La Regione spiega il Tribunale che ha annullato gli atti impugnati riguardante la valutazione espressa dalla Commissione di gara delle offerte tecniche presentate dai concorrenti con l'obbligo per la Stazione appaltante "di rieditare la detta attività di valutazione delle offerte tecniche, con tutto ciò che ne consegue"

«Il Tar del Friuli Venezia Giulia ha nuovamente esaminato la gara europea a procedura aperta per l'affidamento dei servizi di trasporto pubblico locale bandito dalla Regione Autonoma Friuli Venezia Giulia nell'ottobre 2014 (per 1,2 miliardi in 10 anni), conclusasi lo scorso 27 gennaio con l'aggiudicazione, in via definitiva, a favore della società TPL s.c. a r.l. Con sentenza pubblicata ieri (25 luglio), ha definito il giudizio accogliendo il ricorso principale proposto dal Busitalia - Sita Nord srl solo relativamente al motivo di censura riguardante "le valutazioni operate dalla Commissione relative ai criteri qualitativi di valutazione delle offerte tecniche". Conseguentemente - spiega una nota della Regione - ha annullato gli atti impugnati "solo nella parte effettivamente incisa dalle illegittimità riscontrate, a partire dal verbale di gara n. 6" riguardante la valutazione espressa dalla Commissione di gara delle offerte tecniche presentate dai concorrenti».

«In sostanza il Tar - spiega la Regione -, considerando assolutamente corretti e legittimi i documenti di indizione della gara del TPL e quindi ritenendo del tutto conforme a norma l'intero impianto di gara posto in essere dalla Stazione Appaltante, ha ritenuto censurabile, sotto il profilo della carenza di motivazione, le valutazioni espresse nei relativi verbali dalla Commissione di gara. Ne deriva che il provvedimento di aggiudicazione della gara è stato annullato, con l'obbligo per la Stazione appaltante "di rieditare la detta attività di valutazione delle offerte tecniche, con tutto ciò che ne consegue"».

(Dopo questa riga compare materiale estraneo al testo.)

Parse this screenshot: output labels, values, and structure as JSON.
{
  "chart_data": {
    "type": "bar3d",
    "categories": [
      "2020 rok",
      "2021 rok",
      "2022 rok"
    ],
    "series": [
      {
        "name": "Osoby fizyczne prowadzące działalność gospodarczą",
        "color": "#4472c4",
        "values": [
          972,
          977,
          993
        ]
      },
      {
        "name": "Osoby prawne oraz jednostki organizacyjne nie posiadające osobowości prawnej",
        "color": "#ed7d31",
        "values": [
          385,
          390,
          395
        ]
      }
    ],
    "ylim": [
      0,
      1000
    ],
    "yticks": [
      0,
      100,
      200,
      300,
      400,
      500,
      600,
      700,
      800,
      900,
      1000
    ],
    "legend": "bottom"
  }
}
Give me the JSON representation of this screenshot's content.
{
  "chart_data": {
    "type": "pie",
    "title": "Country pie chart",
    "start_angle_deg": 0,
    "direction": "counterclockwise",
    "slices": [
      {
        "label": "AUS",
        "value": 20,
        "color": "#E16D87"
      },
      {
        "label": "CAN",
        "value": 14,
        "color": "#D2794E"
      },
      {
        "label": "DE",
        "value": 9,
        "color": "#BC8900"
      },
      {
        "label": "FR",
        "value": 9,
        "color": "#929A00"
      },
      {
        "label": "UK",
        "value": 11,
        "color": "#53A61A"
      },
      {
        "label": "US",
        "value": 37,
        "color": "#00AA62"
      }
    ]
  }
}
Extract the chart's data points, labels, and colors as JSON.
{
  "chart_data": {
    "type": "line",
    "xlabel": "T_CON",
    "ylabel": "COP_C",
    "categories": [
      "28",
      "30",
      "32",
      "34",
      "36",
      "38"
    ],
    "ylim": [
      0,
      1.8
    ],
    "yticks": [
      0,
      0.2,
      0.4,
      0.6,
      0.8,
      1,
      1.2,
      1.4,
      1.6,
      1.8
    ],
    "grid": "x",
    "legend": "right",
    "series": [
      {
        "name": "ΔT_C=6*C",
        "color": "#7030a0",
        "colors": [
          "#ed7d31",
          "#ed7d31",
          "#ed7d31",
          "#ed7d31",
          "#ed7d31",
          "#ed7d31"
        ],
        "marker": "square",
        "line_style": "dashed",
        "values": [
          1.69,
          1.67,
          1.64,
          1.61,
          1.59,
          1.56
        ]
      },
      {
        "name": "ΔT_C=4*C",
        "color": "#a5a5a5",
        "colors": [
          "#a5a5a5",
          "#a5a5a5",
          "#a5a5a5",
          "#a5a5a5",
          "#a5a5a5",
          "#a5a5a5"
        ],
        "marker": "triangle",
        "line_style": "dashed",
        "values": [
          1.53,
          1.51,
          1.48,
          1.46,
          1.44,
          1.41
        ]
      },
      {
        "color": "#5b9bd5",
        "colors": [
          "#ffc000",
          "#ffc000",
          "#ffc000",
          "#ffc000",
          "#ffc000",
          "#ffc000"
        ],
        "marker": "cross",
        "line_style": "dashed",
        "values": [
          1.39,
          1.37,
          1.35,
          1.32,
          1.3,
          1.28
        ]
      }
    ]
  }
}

«La legittimità della procedura di gara era stata scrutinata sin dalle sue fasi iniziali dal Tar con sentenze del gennaio e del maggio 2015, entrambe confermate dal Consiglio di Stato. Con ricorso depositato lo scorso 8 marzo 2017, la legittimità di tale provvedimento e degli ulteriori atti riguardanti la procedura stessa è stata però nuovamente messa in discussione da Busitalia - Sita Nord s.r.l. e da Autoguidovie s.p.a., che ne hanno chiesto l'annullamento di provvedimenti impugnati sulla scorta di sei motivi di diritto, tre in via principale e tre in via subordinata. In data 7 aprile 2017, Tpl FVG scarl ha proposto ricorso incidentale per l'annullamento di tutti i verbali della Commissione giudicatrice e Rup nella parte in cui non era stata deliberata l'esclusione dalla gara del r.t.i. Busitalia Sita Nord Srl - Autoguidovie spa. Il ricorso incidentale - conclude la Regione - è stato respinto dal Tar Fvg».